En classe, quand elle récite, elle aime les longs mots qui remplissent toute une ligne. Pour ne pas au beau milieu rester en plan, elle s’arrange avec une voisine qui lui soufflera les dernières syllabes. Et, la tête inclinée vers une autre à la mine très grave dans l’application de belles rondes, elle regarde ces grimaces. Elle a coutume d’apporter son encrier vide. Par frime, elle demande une plumée d’encre à ses voisines, et il est convenu qu’elles s’y refuseront. Les devoirs, elle ne peut pas les faire, parce qu’on les lui commande, elle veut penser à autre chose. Elle mordille son crayon de couleur au bout odorant, n’écrit que des mots bousillés, pointus.

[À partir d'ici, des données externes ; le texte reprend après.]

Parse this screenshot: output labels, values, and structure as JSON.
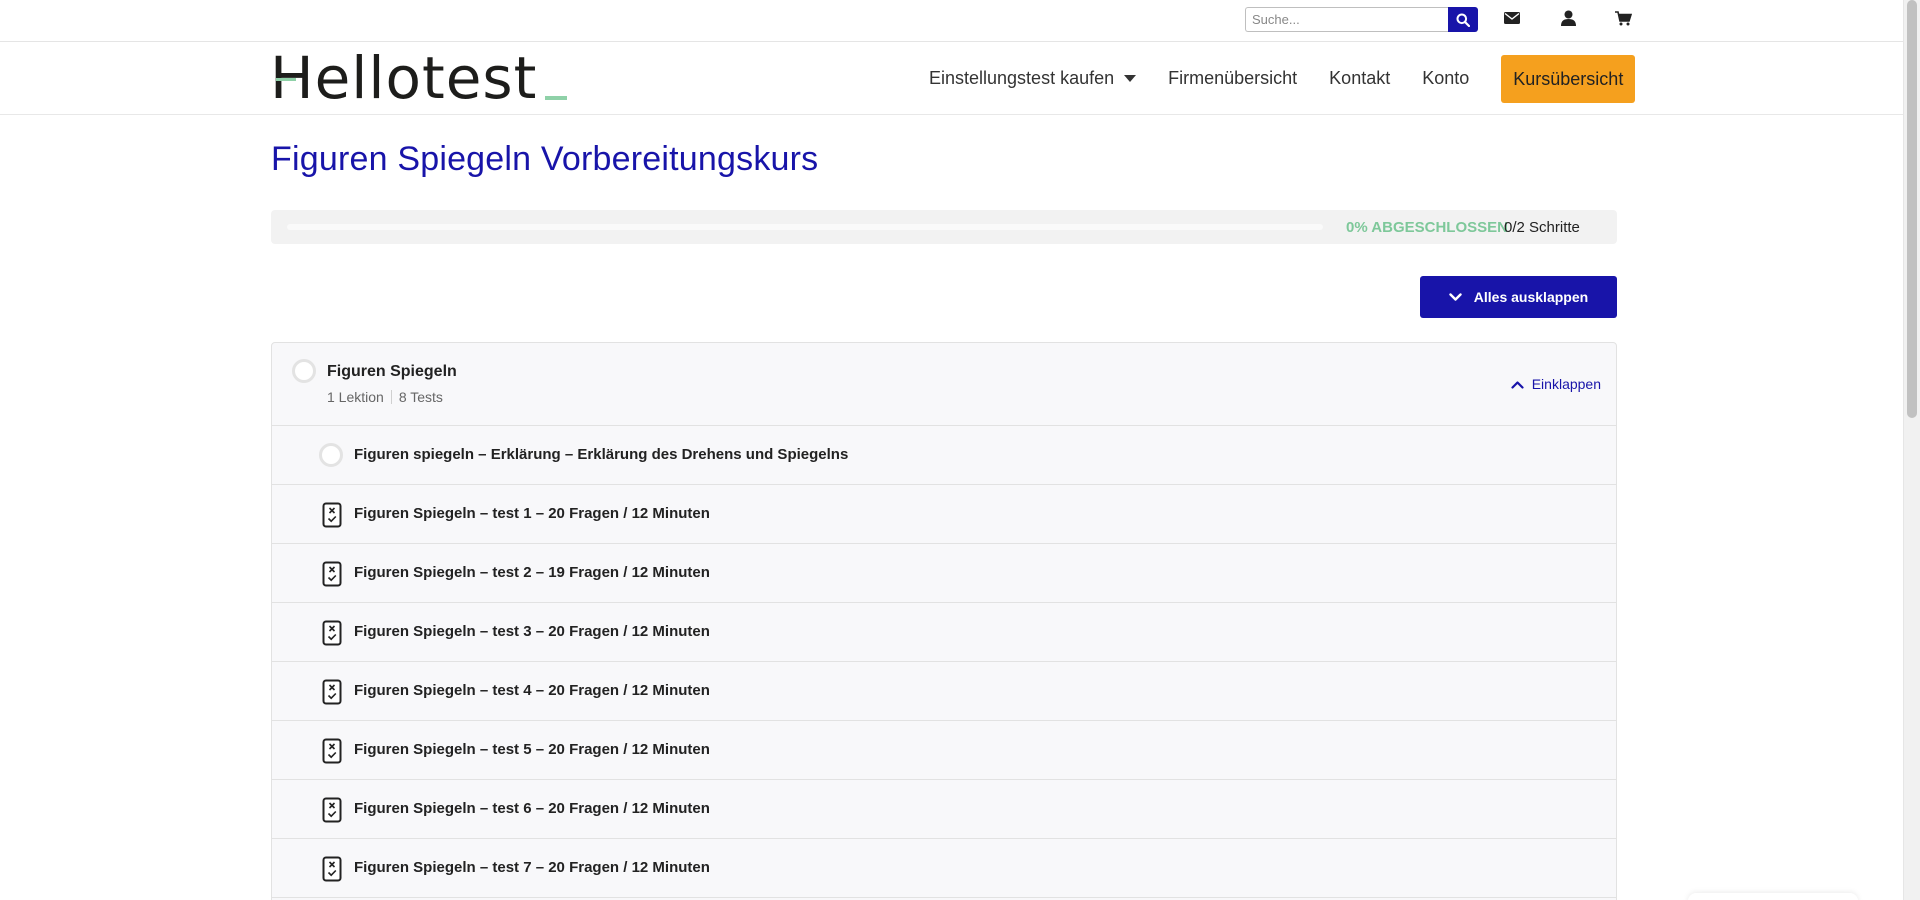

Mais sur les manuscrits, lus deux fois la semaine, qui ne sortent pas de l’école, elle applique du papier de soie pour décalquer les dessins. Les grands animaux du désert lui imposent ; pas la girafe avec ce grand cou, cette petite tête mal venue. La géographie aussi lui dit, car elle la transporte à Constantinople où il y a un beau port, à Saint-Pétersbourg où il y a des belles fourrures, des chevaux qui courent plus vite, à Pékin, la plus grande ville du monde.

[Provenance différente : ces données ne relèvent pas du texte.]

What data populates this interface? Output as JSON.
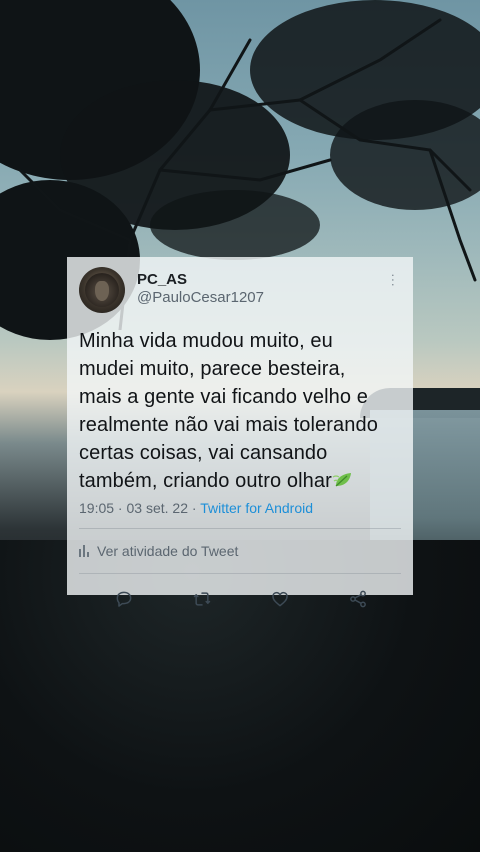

En veillée avec sa tante Valérie chez une amie, les deux femmes jouaient aux dominos. Clémence et Licette s’allant jucher à l’écart sur des chaises, les talons aux barreaux, sans remuer se racontaient en chuchotant des histoires. Très tôt on avait appris à Lice à se tenir comme il faut, et le sentiment lui était venu que les petits doivent tout écouter et ne rien dire. Les joueuses s’interrompaient de parler, on se taisait.